Namun rangkaian maut belum berhenti. Truk terus melaju, menghantam pikap Daihatsu Granmax, lalu pikap lainnya, disusul minibus Toyota Hi-Ace, hingga akhirnya menabrak truk tractor head Hino di bagian depan. Enam kendaraan terlibat, saling bertumpuk di satu jalur, menciptakan kekacauan dalam gelapnya malam.
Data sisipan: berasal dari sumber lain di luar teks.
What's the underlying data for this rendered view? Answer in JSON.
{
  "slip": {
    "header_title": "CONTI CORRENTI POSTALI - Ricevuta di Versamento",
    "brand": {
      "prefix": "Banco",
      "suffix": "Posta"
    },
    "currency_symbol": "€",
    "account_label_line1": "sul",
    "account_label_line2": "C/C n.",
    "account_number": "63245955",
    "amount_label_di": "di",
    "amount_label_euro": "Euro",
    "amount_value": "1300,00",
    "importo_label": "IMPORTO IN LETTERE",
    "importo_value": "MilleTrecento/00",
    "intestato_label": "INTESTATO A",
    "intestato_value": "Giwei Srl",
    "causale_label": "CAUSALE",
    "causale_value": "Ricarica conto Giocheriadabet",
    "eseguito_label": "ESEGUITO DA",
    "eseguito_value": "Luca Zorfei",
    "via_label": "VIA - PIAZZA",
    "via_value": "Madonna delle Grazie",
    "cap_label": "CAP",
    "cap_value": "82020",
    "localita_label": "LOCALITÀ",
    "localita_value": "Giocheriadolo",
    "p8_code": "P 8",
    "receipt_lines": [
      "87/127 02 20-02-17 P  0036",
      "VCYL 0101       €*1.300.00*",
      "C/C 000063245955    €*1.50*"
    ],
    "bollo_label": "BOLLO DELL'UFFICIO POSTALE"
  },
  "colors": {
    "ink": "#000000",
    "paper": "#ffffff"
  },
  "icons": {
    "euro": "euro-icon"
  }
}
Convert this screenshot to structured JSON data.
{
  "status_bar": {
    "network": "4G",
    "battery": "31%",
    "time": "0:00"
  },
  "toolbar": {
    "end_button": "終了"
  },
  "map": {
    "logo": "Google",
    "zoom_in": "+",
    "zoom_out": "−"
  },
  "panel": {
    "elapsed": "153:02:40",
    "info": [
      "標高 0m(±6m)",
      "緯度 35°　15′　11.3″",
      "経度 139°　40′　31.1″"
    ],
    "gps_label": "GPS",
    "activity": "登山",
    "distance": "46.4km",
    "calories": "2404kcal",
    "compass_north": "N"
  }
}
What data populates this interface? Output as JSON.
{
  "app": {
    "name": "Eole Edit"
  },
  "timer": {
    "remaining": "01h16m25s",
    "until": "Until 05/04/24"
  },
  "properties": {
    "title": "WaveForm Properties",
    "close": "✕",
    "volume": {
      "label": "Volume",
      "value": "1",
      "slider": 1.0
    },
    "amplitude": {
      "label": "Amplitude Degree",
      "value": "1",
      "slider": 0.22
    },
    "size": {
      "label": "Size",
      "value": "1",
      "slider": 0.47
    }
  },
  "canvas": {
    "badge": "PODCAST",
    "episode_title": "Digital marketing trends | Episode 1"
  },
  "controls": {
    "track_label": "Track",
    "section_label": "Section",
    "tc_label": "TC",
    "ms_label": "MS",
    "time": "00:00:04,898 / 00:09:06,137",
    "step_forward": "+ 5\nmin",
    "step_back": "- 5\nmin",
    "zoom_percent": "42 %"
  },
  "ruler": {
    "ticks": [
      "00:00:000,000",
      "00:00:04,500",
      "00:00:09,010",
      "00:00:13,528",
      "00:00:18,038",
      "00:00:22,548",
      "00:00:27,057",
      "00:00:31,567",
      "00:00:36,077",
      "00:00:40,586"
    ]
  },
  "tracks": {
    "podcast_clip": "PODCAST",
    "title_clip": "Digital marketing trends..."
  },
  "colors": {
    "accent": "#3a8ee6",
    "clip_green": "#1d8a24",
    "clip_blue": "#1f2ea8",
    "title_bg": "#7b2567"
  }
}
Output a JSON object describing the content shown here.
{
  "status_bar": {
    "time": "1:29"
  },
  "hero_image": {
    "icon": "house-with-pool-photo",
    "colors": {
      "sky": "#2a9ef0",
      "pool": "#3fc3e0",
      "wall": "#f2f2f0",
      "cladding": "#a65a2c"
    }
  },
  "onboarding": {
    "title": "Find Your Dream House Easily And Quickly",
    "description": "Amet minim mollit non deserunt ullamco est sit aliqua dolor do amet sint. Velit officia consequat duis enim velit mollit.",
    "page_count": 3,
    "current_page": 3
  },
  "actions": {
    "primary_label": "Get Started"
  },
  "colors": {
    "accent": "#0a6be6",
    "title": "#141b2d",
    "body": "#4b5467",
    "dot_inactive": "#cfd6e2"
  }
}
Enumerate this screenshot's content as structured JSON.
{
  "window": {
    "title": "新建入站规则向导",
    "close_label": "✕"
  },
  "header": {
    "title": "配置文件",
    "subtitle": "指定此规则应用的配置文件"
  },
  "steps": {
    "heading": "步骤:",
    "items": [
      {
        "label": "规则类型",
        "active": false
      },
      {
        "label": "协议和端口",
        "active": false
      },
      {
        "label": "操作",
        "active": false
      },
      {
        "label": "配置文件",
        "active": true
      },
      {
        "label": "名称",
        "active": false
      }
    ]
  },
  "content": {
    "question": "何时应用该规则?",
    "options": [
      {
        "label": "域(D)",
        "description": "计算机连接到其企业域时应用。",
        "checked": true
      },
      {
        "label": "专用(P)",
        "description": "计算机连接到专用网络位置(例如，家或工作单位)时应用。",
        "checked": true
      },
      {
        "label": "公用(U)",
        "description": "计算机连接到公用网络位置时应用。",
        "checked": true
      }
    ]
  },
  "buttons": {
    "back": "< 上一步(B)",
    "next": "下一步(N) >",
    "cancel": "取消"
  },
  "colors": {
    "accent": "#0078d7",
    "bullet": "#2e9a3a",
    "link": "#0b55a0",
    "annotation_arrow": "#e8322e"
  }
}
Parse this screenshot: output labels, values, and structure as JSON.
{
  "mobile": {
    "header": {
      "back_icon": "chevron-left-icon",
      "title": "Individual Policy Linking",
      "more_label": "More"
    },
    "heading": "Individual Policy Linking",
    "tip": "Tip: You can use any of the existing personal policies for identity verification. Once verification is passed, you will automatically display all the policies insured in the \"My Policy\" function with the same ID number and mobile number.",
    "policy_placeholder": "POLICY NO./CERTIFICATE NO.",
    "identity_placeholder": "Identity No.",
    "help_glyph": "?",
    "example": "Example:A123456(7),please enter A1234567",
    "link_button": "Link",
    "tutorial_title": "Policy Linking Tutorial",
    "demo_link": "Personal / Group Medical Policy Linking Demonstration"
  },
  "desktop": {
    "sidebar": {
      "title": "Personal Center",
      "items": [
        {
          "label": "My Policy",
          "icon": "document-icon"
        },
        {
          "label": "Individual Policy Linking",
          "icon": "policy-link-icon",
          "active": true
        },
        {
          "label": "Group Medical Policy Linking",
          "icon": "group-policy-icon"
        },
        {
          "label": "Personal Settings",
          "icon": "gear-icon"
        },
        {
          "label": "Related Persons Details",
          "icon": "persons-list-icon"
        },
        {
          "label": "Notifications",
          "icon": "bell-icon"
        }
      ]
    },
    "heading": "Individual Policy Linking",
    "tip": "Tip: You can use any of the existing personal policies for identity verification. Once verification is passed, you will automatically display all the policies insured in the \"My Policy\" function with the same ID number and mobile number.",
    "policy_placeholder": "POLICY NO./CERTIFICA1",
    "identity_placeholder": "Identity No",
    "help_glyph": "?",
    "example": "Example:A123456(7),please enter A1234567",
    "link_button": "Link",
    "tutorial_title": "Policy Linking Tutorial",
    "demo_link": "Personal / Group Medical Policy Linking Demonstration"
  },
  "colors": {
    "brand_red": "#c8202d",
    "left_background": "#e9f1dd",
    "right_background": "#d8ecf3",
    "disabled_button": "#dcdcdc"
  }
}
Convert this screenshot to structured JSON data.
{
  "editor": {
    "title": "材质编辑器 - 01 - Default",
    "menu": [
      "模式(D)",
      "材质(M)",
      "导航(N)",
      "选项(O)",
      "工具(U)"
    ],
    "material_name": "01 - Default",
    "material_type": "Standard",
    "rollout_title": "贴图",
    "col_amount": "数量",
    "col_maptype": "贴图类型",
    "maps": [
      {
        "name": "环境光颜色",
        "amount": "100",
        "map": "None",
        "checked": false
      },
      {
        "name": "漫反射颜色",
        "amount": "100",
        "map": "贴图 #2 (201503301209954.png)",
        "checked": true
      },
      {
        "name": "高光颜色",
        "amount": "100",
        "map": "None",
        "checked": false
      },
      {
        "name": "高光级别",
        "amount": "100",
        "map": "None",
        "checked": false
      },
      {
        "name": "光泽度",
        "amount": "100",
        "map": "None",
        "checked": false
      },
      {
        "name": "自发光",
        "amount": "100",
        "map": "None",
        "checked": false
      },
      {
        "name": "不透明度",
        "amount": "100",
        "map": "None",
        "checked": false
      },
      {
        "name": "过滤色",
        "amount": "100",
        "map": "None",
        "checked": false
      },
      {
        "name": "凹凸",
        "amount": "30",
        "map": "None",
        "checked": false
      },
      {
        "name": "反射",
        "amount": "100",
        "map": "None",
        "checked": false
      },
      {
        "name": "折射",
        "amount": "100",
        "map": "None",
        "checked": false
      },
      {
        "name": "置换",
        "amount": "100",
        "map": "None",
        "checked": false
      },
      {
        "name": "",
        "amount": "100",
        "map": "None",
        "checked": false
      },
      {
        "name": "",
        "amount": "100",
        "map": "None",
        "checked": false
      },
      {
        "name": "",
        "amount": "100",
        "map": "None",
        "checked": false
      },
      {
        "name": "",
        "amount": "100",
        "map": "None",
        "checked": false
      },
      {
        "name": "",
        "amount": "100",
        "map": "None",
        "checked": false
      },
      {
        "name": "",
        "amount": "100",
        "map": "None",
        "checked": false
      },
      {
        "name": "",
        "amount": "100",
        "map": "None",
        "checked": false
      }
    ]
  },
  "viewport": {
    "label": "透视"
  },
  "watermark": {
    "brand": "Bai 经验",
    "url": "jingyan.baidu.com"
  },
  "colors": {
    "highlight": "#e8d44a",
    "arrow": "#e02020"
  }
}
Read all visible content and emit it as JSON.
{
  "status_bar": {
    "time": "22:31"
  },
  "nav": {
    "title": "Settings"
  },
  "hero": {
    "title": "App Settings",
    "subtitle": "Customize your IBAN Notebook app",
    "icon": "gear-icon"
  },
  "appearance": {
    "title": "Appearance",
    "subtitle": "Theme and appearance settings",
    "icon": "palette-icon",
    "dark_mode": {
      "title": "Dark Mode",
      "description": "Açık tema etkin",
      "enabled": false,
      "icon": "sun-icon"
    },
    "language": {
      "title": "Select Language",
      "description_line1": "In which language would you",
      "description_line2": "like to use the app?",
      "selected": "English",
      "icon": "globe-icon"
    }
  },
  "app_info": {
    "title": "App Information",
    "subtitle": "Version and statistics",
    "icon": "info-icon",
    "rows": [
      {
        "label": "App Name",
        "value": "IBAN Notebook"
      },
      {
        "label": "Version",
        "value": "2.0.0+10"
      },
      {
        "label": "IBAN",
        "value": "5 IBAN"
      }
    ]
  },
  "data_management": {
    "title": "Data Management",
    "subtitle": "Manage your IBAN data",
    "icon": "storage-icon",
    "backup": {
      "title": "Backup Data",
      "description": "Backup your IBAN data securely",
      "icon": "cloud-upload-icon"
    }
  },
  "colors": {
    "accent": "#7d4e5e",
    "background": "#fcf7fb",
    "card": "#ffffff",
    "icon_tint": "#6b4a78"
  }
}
Seluruh korban meninggal dunia berasal dari dalam sedan tersebut: Sutrisno (60), T. Sri Budiyatni (60), Devica Friskiara (29), dan balita Giovano (3). Mereka tewas di lokasi kejadian, sebagian besar akibat benturan hebat dan terjepit badan kendaraan.
Sementara itu, satu korban selamat, Muhammad Iswanto (33), pengemudi pikap Granmax, mengalami luka-luka dan masih menjalani perawatan di RSUD Wonolangan, Dringu.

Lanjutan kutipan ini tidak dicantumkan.